For years, I have made fun of this sweet animal by writing about her silly antics in my columns. We named her Tallulah BLANKhead for obvious reasons, given the fact that she occupied the Alpha pecking order tail-end position, and it appeared to us to be permanent.
There is another four-legged female living rent-free in our house. Sophie Sorrowful, the aloof feline rescued from the clutches of the grim reaper, allows Babe and me to give her affection only when she is bored out of her mind. Miz Sophie, who has never set one of her delicate paws outside of our house, is mindful that Tallulah, Babe and I are her entire world. When Tallulah's time on this earthly dog run has run its course, Sophie Sorrowful will undoubtedly earn the entitlement to her given name, if not her birthright. In any case, it ain't gonna be pretty.
For fourteen years, Tallulah has been our pet, child, companion, playmate, comforter, burglar alarm and four-legged food disposal. The day she finally ascends to that all-you-can-eat canine banquet in the sky, bless her heart, she will leave behind a large, empty dog bowl and an even bigger emptiness in our lives.
Tallulah may be half-blind and probably totally deaf, but there's nothing wrong with her smeller. All I need do is walk through the kitchen, whether at mealtime or in the middle of the night, and she is always there for me to trip over. Tallulah is the only dog in town with a documented eating disorder. She can sniff out a box of dog biscuits, triple layered in heavy-duty foil and secured with duct tape.

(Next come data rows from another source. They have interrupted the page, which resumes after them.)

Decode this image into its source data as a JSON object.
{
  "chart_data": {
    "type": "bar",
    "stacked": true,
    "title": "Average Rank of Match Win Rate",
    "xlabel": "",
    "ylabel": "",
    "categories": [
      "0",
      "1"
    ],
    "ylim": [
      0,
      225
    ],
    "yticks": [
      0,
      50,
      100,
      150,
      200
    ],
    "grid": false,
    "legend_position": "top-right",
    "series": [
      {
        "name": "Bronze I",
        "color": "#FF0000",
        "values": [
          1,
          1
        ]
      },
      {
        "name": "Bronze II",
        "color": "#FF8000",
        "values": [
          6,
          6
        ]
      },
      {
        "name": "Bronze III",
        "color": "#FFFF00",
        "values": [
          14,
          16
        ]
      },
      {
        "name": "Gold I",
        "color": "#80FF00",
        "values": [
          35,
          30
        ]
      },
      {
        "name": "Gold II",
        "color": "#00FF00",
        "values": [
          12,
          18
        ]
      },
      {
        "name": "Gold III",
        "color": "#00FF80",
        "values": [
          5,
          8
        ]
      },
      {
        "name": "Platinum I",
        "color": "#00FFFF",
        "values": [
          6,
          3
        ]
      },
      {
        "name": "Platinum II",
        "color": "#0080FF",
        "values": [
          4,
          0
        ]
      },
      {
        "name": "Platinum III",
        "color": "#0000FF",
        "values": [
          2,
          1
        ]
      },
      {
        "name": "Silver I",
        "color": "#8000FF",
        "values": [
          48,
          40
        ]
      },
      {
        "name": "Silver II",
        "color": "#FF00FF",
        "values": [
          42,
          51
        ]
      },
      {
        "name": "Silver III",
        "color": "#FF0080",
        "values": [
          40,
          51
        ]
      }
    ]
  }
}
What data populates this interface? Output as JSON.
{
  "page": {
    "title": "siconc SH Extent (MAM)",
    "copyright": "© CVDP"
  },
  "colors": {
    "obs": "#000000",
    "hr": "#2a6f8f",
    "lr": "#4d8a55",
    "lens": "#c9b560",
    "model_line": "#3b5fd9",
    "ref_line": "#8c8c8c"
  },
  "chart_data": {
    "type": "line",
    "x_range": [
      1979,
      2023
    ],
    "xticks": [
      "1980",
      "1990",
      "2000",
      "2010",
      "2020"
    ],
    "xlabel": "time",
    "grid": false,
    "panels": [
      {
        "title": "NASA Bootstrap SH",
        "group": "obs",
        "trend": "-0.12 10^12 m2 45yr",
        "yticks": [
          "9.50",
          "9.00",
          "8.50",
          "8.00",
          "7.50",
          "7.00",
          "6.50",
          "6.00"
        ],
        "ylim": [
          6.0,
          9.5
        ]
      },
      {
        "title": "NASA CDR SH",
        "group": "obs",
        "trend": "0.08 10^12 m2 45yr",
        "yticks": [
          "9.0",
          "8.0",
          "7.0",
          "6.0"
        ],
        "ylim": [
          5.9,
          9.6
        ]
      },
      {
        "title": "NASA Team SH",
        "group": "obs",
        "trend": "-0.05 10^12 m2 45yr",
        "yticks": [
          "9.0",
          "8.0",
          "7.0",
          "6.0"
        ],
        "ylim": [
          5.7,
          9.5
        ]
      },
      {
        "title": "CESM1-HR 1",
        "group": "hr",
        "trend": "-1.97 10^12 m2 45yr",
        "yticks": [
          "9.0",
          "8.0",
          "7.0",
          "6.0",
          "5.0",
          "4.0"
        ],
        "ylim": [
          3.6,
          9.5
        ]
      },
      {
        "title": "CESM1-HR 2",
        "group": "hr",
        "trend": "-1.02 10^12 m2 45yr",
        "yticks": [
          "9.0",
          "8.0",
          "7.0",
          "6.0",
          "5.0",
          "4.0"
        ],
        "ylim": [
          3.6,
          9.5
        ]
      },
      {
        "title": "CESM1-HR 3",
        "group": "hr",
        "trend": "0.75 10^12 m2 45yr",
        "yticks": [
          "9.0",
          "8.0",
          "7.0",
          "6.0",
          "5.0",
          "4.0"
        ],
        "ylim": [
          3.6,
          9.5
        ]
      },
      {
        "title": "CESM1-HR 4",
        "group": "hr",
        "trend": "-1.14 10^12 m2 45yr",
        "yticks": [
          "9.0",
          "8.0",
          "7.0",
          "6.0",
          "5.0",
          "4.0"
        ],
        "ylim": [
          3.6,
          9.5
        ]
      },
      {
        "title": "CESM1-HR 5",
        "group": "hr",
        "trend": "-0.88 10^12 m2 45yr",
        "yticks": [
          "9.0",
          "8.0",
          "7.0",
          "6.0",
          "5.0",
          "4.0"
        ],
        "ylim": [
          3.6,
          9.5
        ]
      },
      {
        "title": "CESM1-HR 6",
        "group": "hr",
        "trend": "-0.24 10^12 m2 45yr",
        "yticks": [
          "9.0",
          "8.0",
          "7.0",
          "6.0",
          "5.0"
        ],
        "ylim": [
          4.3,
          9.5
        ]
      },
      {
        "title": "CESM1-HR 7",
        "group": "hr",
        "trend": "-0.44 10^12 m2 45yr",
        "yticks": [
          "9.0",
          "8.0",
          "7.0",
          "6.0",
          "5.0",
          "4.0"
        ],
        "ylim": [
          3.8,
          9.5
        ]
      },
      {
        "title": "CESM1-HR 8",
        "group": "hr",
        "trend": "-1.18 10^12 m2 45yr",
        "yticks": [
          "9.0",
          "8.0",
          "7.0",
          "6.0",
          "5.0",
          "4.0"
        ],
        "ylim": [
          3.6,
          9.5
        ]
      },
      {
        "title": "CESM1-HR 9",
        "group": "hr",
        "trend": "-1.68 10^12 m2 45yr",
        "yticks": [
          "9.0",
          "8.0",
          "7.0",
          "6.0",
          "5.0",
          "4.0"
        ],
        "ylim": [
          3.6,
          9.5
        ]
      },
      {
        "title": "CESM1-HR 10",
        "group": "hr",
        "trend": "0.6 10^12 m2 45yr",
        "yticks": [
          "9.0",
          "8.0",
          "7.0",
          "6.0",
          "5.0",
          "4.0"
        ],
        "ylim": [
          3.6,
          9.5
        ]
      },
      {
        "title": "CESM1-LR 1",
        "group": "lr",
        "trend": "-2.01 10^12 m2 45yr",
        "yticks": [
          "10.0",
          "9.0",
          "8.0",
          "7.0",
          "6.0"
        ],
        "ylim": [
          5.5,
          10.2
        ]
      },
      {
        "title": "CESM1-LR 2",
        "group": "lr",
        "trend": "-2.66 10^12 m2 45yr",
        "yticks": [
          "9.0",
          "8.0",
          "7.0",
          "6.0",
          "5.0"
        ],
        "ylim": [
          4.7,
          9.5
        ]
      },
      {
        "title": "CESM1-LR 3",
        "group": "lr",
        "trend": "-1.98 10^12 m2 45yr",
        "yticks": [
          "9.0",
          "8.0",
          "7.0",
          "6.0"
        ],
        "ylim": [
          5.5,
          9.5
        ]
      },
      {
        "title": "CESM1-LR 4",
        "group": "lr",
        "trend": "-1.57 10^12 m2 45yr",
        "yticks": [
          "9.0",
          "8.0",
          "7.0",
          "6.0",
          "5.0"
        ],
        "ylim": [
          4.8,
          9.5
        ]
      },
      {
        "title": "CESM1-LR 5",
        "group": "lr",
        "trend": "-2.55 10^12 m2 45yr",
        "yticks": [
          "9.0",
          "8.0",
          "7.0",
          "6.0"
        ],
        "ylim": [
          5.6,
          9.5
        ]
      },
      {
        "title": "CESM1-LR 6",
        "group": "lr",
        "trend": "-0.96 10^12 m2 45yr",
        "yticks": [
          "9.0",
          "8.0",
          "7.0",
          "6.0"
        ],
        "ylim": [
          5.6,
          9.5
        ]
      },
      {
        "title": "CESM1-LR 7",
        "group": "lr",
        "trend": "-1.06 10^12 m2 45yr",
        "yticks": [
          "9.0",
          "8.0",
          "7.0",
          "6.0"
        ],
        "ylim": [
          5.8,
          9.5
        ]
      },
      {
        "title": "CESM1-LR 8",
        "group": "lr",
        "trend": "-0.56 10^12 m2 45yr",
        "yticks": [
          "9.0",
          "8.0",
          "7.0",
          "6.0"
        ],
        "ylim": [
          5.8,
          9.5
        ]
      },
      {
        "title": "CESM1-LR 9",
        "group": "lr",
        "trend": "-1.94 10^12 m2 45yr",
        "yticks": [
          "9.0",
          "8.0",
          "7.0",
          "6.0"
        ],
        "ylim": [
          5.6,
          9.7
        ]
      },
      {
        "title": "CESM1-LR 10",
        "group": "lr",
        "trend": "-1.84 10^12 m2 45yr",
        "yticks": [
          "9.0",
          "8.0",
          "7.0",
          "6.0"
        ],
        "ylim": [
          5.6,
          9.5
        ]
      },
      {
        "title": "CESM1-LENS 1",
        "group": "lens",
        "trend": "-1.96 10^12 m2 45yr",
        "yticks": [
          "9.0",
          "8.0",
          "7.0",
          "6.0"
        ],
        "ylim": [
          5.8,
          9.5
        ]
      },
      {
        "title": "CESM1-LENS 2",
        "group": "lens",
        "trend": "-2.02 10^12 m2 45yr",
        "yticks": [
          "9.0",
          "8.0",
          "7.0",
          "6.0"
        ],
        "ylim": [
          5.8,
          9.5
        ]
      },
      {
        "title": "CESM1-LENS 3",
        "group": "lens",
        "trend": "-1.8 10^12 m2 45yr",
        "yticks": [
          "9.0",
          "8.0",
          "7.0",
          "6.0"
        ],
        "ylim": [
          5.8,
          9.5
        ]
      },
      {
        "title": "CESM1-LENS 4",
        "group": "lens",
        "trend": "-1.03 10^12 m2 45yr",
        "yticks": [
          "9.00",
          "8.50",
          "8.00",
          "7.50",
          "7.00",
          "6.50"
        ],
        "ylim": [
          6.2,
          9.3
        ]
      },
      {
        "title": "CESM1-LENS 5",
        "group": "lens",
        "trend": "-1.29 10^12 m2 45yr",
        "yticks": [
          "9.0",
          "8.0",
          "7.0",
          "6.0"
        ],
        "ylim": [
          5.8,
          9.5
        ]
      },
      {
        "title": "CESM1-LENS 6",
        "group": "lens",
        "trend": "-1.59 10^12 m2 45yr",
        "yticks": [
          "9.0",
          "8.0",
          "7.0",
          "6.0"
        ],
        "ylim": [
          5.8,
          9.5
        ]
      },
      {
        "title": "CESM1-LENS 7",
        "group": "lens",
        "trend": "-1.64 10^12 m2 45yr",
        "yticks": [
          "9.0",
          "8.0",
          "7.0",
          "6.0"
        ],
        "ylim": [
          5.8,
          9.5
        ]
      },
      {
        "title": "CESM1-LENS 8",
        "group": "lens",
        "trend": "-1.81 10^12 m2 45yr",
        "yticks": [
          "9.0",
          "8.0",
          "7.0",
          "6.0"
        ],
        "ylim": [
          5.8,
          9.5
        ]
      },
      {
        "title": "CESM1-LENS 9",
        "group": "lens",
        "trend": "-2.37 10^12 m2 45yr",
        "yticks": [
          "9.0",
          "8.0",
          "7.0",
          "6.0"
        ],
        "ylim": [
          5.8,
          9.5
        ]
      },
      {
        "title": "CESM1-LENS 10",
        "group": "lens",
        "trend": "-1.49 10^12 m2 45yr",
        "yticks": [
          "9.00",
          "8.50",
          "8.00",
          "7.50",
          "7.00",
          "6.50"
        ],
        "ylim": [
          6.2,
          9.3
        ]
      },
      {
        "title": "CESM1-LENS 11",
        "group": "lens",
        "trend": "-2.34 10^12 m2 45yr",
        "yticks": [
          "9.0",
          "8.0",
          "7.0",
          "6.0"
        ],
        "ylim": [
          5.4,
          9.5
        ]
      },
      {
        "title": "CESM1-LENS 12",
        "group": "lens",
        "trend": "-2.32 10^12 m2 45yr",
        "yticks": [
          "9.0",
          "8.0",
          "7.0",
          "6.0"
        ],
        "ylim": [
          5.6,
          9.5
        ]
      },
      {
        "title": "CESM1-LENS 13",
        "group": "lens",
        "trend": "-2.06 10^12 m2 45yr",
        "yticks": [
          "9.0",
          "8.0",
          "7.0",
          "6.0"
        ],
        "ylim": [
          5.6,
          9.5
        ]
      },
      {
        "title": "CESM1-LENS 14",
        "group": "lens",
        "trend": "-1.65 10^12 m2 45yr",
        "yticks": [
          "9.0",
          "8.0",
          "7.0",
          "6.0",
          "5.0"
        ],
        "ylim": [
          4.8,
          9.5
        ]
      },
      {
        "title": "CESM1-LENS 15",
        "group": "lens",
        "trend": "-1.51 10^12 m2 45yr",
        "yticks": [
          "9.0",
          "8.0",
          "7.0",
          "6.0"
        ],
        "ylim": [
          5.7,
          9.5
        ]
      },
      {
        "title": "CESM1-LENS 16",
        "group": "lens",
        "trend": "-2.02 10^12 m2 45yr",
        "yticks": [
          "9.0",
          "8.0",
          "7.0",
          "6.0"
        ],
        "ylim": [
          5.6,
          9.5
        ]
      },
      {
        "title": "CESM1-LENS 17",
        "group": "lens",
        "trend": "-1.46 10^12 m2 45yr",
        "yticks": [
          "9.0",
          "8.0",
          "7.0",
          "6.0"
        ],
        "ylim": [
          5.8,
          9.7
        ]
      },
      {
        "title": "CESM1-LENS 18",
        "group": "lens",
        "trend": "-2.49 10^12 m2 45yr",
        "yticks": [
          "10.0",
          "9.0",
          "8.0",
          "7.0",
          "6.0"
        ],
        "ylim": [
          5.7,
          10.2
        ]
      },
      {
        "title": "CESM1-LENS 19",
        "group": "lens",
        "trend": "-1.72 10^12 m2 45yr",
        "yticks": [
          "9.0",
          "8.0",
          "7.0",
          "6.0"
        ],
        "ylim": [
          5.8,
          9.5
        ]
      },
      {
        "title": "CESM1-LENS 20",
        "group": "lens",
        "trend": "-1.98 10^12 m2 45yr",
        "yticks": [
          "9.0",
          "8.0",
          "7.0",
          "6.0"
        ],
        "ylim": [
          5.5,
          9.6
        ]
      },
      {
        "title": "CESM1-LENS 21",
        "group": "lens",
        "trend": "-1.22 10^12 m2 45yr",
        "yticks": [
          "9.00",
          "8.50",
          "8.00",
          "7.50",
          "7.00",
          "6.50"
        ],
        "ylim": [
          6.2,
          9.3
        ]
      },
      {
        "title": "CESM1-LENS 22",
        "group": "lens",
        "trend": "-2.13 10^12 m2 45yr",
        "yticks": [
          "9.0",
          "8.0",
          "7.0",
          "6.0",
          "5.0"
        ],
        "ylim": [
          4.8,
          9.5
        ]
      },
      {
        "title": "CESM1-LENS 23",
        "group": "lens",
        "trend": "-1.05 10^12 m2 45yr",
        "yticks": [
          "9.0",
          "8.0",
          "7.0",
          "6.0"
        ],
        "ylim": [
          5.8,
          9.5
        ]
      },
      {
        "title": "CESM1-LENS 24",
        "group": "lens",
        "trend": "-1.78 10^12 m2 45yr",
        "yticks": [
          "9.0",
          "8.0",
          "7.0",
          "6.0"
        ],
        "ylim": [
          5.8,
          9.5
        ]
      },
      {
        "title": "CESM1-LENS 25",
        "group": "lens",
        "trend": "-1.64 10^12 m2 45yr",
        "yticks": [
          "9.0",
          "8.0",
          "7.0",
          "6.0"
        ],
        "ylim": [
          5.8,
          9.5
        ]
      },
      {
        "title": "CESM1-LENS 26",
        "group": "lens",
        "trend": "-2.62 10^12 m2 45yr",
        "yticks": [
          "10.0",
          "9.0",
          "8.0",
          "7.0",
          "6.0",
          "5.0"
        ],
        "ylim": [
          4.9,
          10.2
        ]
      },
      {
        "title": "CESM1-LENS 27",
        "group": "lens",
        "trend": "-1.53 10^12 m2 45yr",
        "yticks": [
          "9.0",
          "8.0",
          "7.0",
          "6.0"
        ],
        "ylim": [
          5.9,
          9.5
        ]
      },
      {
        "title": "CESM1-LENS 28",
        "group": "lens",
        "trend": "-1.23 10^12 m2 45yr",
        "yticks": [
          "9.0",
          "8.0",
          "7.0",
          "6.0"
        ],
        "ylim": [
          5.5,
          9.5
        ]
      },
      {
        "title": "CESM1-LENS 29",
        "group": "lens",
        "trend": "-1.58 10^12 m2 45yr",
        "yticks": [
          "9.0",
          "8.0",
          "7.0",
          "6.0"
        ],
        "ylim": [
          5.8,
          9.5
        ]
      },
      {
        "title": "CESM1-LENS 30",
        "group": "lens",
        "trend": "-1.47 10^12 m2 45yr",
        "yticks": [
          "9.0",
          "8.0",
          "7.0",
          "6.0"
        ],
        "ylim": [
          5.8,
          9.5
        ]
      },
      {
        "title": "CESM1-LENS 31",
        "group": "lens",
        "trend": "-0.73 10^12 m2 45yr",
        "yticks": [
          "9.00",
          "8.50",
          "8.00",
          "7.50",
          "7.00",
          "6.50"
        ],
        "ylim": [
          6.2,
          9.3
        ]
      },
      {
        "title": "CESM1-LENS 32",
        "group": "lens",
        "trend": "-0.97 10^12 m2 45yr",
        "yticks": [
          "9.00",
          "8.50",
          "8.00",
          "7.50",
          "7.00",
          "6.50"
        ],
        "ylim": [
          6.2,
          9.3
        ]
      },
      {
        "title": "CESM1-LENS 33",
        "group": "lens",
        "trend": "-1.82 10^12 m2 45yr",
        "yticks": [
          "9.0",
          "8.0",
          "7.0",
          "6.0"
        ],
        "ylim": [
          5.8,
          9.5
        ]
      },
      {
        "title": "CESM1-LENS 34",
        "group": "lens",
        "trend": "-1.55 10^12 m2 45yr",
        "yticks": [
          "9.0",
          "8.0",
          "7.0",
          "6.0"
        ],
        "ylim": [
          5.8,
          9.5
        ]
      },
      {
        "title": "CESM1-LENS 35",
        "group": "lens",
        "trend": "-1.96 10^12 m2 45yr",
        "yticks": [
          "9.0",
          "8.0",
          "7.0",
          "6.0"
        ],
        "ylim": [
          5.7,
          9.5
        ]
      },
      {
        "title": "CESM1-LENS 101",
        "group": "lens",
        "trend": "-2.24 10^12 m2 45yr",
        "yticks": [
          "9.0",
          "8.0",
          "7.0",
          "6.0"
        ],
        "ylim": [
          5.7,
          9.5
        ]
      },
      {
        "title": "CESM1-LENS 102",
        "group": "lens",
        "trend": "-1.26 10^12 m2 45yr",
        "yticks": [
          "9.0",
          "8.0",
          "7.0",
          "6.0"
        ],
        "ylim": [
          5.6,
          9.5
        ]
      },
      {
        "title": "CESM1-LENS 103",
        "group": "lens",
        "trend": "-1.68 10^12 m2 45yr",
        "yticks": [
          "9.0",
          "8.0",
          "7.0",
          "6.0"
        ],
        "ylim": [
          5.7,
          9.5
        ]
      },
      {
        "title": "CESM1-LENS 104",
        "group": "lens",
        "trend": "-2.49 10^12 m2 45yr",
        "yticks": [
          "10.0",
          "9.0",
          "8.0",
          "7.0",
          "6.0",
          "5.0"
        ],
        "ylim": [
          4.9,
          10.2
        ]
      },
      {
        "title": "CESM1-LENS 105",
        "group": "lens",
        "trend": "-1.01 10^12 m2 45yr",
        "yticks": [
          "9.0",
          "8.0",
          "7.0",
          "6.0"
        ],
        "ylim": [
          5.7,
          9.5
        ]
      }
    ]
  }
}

On Christmas morning, 2007, I found all my carefully wrapped gift packages ripped open and scattered throughout the house. In the middle of the den, an overweight Cockapoo lay flat on her back, legs flopping over like wilted celery stalks, while she snored and farted in consecutive order.
Propped upright beside her was an empty container of Milk Bones. Unlike the rest of the mess, that box was in perfect condition as though Tallulah had taken out the treats one by one before popping them into her mouth. Yeah, like THAT could happen.
My brother and I grew up with dogs. There was Penny, and then another one whose name I can't remember, probably Nickel. After that, there was Susie Q who fell up the stairs and died while my brother was in the service. He was really attached to that dog, so Mama and I felt obligated to mourn and carry on something awful in his stead.
Daddy hired some workers to dig a hole in the back yard so he could lay the little dog to rest. When the hole with Susie Q, wrapped in her raggedy old blanket, was once again filled back up with dirt, Daddy stood looking down at the gravesite while Mama and I watched from a window inside the house. I'd like to think he was saying a few kind words about our deceased canine sibling.
As any pet lover can attest, our animals often become extended family members, substituting as children to some of us. People who have never experienced the joy an animal brings to a household have missed much. Those who can only see dog hair and fur balls, instead of unconditional love and devotion, must be lacking an important gene. The way I look at it, we are given the privilege of co-existing with our pets for a few precious years, almost as if we're being served a tiny bite of heaven.